Espeon cried out, the ruby blazed, and a concentrated beam of Psychic energy fired straight at the sleeping Manaphy. Ryan said nothing. He didn't move. He didn't redirect Manaphy. Aaron felt the wrongness of that before he could articulate why — Ryan's expression was too settled, too comfortable for someone watching their Pokémon about to take an unobstructed hit.
The Psybeam was a meter from impact.
Manaphy's eyes opened.
A blizzard erupted from the hail clouds overhead — not the slow drift of ordinary hail but a sudden, concentrated surge of polar wind and ice that intercepted the Psybeam entirely, smothering it in white. The temperature dropped sharply. When the blizzard cleared a moment later, Espeon was encased in a shell of ice, frozen solid, unable to battle.
The plaza crowd had gone very quiet.
Aaron stared at the ice for a long moment.

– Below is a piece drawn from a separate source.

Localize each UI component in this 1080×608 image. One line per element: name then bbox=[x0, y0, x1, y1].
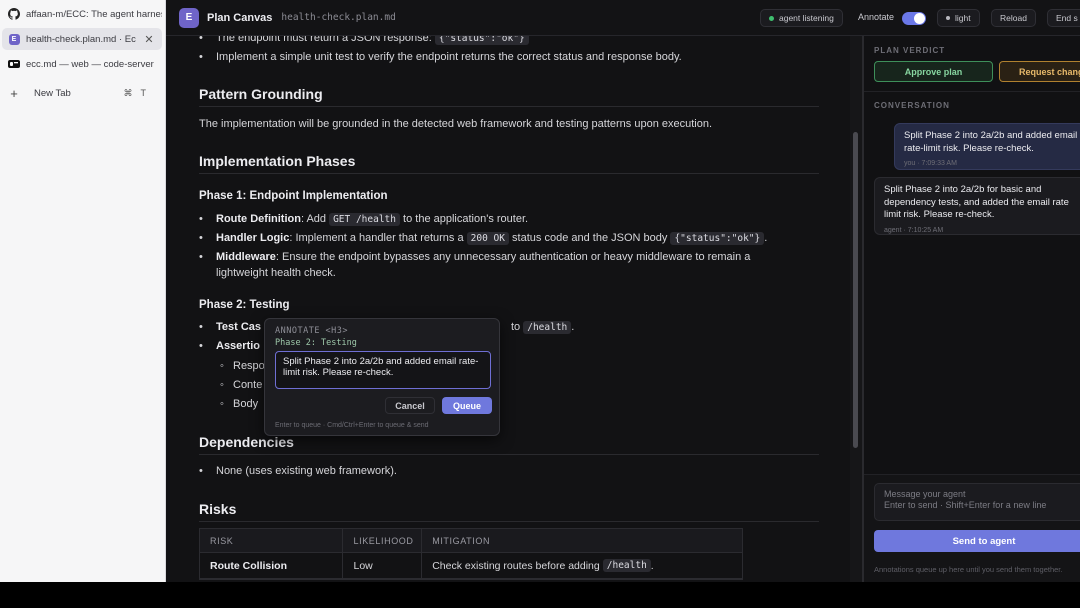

"Sleep Talk into Blizzard," Ryan said, not unkindly. "Manaphy set the weather before going to sleep. Once Future Sight's deferred damage was in play it couldn't target the sleeping Pokémon directly — so Espeon had to act, had to commit to the attack, and that's when the weather condition paid off. The whole sequence was designed to bait exactly that."
Aaron was quiet, processing.
"You're reading the battle," Ryan continued. "That's real. Your instincts are better than you're giving yourself credit for. But you're still thinking one move at a time. Cynthia thinks in systems. That's the gap."